Brinton et al. [51] also evaluated long-term cancer risk associated with IVF, calculating HRs for different gynecological cancers. The investigators included in their study a total of 87403 women treated for infertility on or after September 1994, who were followed for cancer development through June 2011. Only 45 ovarian cancers were identified. So they did not find a significant relationship between IVF technique and gynecological cancer risk. However, compared with women with no fertility treatment, the HR for ovarian cancer associated with IVF was 1.58 (95% CI: 0.75-3.29), with higher risk among those receiving ≥ 4 IVF cycles (HR 1.78; 95% CI: 0.76-4.13). The authors concluded that women receiving this treatment should continue to be monitored during the years.

Two recent meta-analyses have recently been published on this topic [41, 42]. In the study of Siristatidis et al. [41], nine cohort studies were analyzed (109969 women exposed to IVF with 76 cases of ovarian cancer). The comparison of studies, considering the general population as the reference group, found a statistically significant association between the use of IVF and an increased risk for ovarian cancer (RR 1.50; 95% CI:1.17-1.92). On the contrary, when infertile women were used as the reference group, no significant associations with ovarian cancer were noted (RR 1.26; 95% CI: 0.62-2.55). So IVF does not seem to be associated with elevated ovarian cancer risk when the confounding effect of infertility was neutralized. Of note, only one study provided follow-up longer than 10 years for the group exposed to IVF. In this meta-analysis borderline tumours were not included.
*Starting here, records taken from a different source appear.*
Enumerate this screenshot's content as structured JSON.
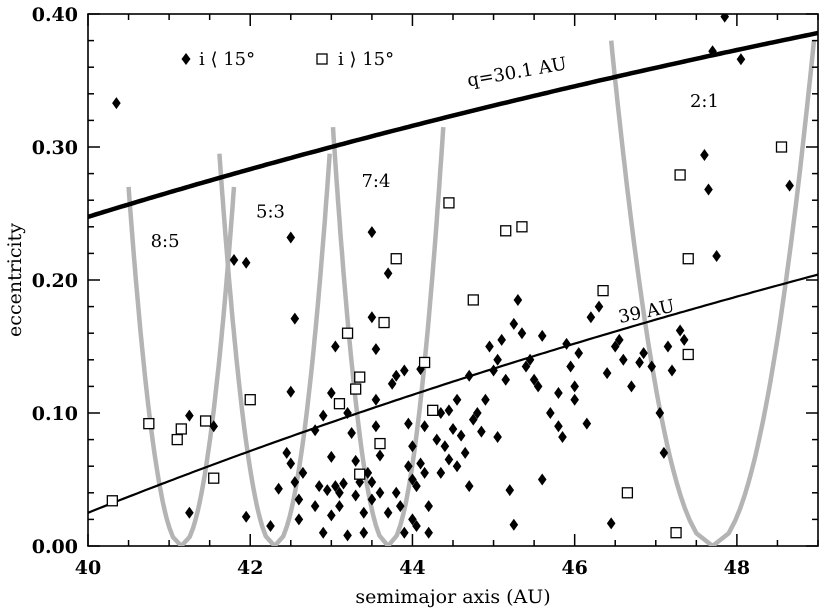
{
  "chart_data": {
    "type": "scatter",
    "xlabel": "semimajor axis (AU)",
    "ylabel": "eccentricity",
    "xlim": [
      40,
      49
    ],
    "ylim": [
      0,
      0.4
    ],
    "xticks": [
      "40",
      "42",
      "44",
      "46",
      "48"
    ],
    "yticks": [
      "0.00",
      "0.10",
      "0.20",
      "0.30",
      "0.40"
    ],
    "legend": [
      {
        "marker": "filled-diamond",
        "label": "i ⟨ 15°"
      },
      {
        "marker": "open-square",
        "label": "i ⟩ 15°"
      }
    ],
    "annotations": [
      {
        "text": "q=30.1 AU",
        "x": 45.3,
        "y": 0.352,
        "angle": -10
      },
      {
        "text": "39 AU",
        "x": 46.9,
        "y": 0.172,
        "angle": -12
      },
      {
        "text": "8:5",
        "x": 40.95,
        "y": 0.225
      },
      {
        "text": "5:3",
        "x": 42.25,
        "y": 0.247
      },
      {
        "text": "7:4",
        "x": 43.55,
        "y": 0.27
      },
      {
        "text": "2:1",
        "x": 47.6,
        "y": 0.33
      }
    ],
    "curves": [
      {
        "name": "q=30.1 AU",
        "q": 30.1,
        "color": "#000000",
        "width": 4.5
      },
      {
        "name": "39 AU",
        "q": 39,
        "color": "#000000",
        "width": 2.2
      }
    ],
    "resonance_boundaries": {
      "color": "#b4b4b4",
      "items": [
        {
          "label": "8:5",
          "center": 41.15,
          "halfwidth_top": 0.65,
          "top_e": 0.27
        },
        {
          "label": "5:3",
          "center": 42.3,
          "halfwidth_top": 0.68,
          "top_e": 0.295
        },
        {
          "label": "7:4",
          "center": 43.7,
          "halfwidth_top": 0.68,
          "top_e": 0.315
        },
        {
          "label": "2:1",
          "center": 47.7,
          "halfwidth_top": 1.25,
          "top_e": 0.38
        }
      ]
    },
    "series": [
      {
        "name": "i ⟨ 15°",
        "marker": "filled-diamond",
        "points": [
          [
            40.35,
            0.333
          ],
          [
            41.25,
            0.098
          ],
          [
            41.25,
            0.025
          ],
          [
            41.55,
            0.09
          ],
          [
            41.8,
            0.215
          ],
          [
            41.95,
            0.213
          ],
          [
            41.95,
            0.022
          ],
          [
            42.25,
            0.015
          ],
          [
            42.35,
            0.043
          ],
          [
            42.45,
            0.07
          ],
          [
            42.5,
            0.232
          ],
          [
            42.55,
            0.171
          ],
          [
            42.5,
            0.116
          ],
          [
            42.5,
            0.062
          ],
          [
            42.55,
            0.048
          ],
          [
            42.6,
            0.035
          ],
          [
            42.6,
            0.02
          ],
          [
            42.65,
            0.055
          ],
          [
            42.8,
            0.087
          ],
          [
            42.8,
            0.03
          ],
          [
            42.85,
            0.045
          ],
          [
            42.9,
            0.01
          ],
          [
            42.95,
            0.042
          ],
          [
            43.0,
            0.115
          ],
          [
            43.0,
            0.067
          ],
          [
            43.0,
            0.023
          ],
          [
            43.05,
            0.045
          ],
          [
            43.1,
            0.04
          ],
          [
            43.1,
            0.03
          ],
          [
            43.15,
            0.047
          ],
          [
            43.2,
            0.008
          ],
          [
            43.2,
            0.1
          ],
          [
            43.25,
            0.085
          ],
          [
            43.3,
            0.064
          ],
          [
            43.3,
            0.038
          ],
          [
            43.35,
            0.048
          ],
          [
            43.4,
            0.025
          ],
          [
            43.4,
            0.01
          ],
          [
            43.45,
            0.055
          ],
          [
            43.5,
            0.172
          ],
          [
            43.5,
            0.236
          ],
          [
            43.5,
            0.048
          ],
          [
            43.5,
            0.035
          ],
          [
            43.55,
            0.148
          ],
          [
            43.55,
            0.11
          ],
          [
            43.55,
            0.09
          ],
          [
            43.6,
            0.068
          ],
          [
            43.6,
            0.04
          ],
          [
            43.7,
            0.025
          ],
          [
            43.7,
            0.205
          ],
          [
            43.75,
            0.122
          ],
          [
            43.8,
            0.128
          ],
          [
            43.8,
            0.04
          ],
          [
            43.85,
            0.03
          ],
          [
            43.9,
            0.01
          ],
          [
            43.9,
            0.132
          ],
          [
            43.95,
            0.092
          ],
          [
            43.95,
            0.06
          ],
          [
            44.0,
            0.075
          ],
          [
            44.0,
            0.05
          ],
          [
            44.0,
            0.02
          ],
          [
            44.05,
            0.045
          ],
          [
            44.05,
            0.015
          ],
          [
            44.1,
            0.133
          ],
          [
            44.1,
            0.062
          ],
          [
            44.15,
            0.09
          ],
          [
            44.15,
            0.055
          ],
          [
            44.2,
            0.01
          ],
          [
            44.2,
            0.03
          ],
          [
            44.3,
            0.08
          ],
          [
            44.35,
            0.1
          ],
          [
            44.4,
            0.075
          ],
          [
            44.45,
            0.102
          ],
          [
            44.5,
            0.088
          ],
          [
            44.55,
            0.06
          ],
          [
            44.55,
            0.11
          ],
          [
            44.6,
            0.083
          ],
          [
            44.65,
            0.07
          ],
          [
            44.7,
            0.128
          ],
          [
            44.75,
            0.095
          ],
          [
            44.8,
            0.1
          ],
          [
            44.85,
            0.086
          ],
          [
            44.9,
            0.11
          ],
          [
            44.95,
            0.15
          ],
          [
            45.0,
            0.132
          ],
          [
            45.05,
            0.082
          ],
          [
            45.1,
            0.155
          ],
          [
            45.15,
            0.125
          ],
          [
            45.2,
            0.042
          ],
          [
            45.25,
            0.016
          ],
          [
            45.25,
            0.167
          ],
          [
            45.3,
            0.185
          ],
          [
            45.35,
            0.16
          ],
          [
            45.4,
            0.135
          ],
          [
            45.45,
            0.14
          ],
          [
            45.5,
            0.125
          ],
          [
            45.55,
            0.12
          ],
          [
            45.6,
            0.158
          ],
          [
            45.7,
            0.1
          ],
          [
            45.8,
            0.115
          ],
          [
            45.85,
            0.082
          ],
          [
            45.9,
            0.152
          ],
          [
            45.95,
            0.135
          ],
          [
            46.0,
            0.12
          ],
          [
            46.0,
            0.11
          ],
          [
            46.05,
            0.145
          ],
          [
            46.15,
            0.092
          ],
          [
            46.2,
            0.172
          ],
          [
            46.3,
            0.18
          ],
          [
            46.4,
            0.13
          ],
          [
            46.45,
            0.017
          ],
          [
            46.5,
            0.15
          ],
          [
            46.6,
            0.14
          ],
          [
            46.7,
            0.12
          ],
          [
            46.8,
            0.138
          ],
          [
            46.85,
            0.145
          ],
          [
            46.95,
            0.135
          ],
          [
            47.05,
            0.1
          ],
          [
            47.1,
            0.07
          ],
          [
            47.15,
            0.15
          ],
          [
            47.2,
            0.132
          ],
          [
            47.3,
            0.162
          ],
          [
            47.35,
            0.155
          ],
          [
            47.6,
            0.294
          ],
          [
            47.65,
            0.268
          ],
          [
            47.75,
            0.218
          ],
          [
            47.7,
            0.372
          ],
          [
            47.85,
            0.398
          ],
          [
            48.05,
            0.366
          ],
          [
            48.65,
            0.271
          ],
          [
            45.8,
            0.09
          ],
          [
            45.6,
            0.05
          ],
          [
            44.7,
            0.045
          ],
          [
            43.05,
            0.15
          ],
          [
            42.9,
            0.098
          ],
          [
            44.45,
            0.065
          ],
          [
            44.35,
            0.055
          ],
          [
            45.05,
            0.14
          ],
          [
            46.55,
            0.155
          ]
        ]
      },
      {
        "name": "i ⟩ 15°",
        "marker": "open-square",
        "points": [
          [
            40.3,
            0.034
          ],
          [
            40.75,
            0.092
          ],
          [
            41.1,
            0.08
          ],
          [
            41.15,
            0.088
          ],
          [
            41.45,
            0.094
          ],
          [
            41.55,
            0.051
          ],
          [
            42.0,
            0.11
          ],
          [
            43.1,
            0.107
          ],
          [
            43.2,
            0.16
          ],
          [
            43.3,
            0.118
          ],
          [
            43.35,
            0.127
          ],
          [
            43.35,
            0.054
          ],
          [
            43.6,
            0.077
          ],
          [
            43.65,
            0.168
          ],
          [
            43.8,
            0.216
          ],
          [
            44.15,
            0.138
          ],
          [
            44.25,
            0.102
          ],
          [
            44.45,
            0.258
          ],
          [
            44.75,
            0.185
          ],
          [
            45.15,
            0.237
          ],
          [
            45.35,
            0.24
          ],
          [
            46.35,
            0.192
          ],
          [
            46.65,
            0.04
          ],
          [
            47.25,
            0.01
          ],
          [
            47.3,
            0.279
          ],
          [
            47.4,
            0.216
          ],
          [
            47.4,
            0.144
          ],
          [
            48.55,
            0.3
          ]
        ]
      }
    ]
  }
}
In the meta-analysis published by Li et al. in 2013 [42], eight cohort studies involving 746455 patients were included. In this work authors evaluated the association between IVF and all-site cancers and in particular observed a RR of 1.59 (95% CI:1.24-2.03) for ovarian cancer. A high risk of ovarian cancer was observed in the analysis of subgroups and especially in women who were diagnosed with cancer during or shortly after IVF (<1 year after treatment).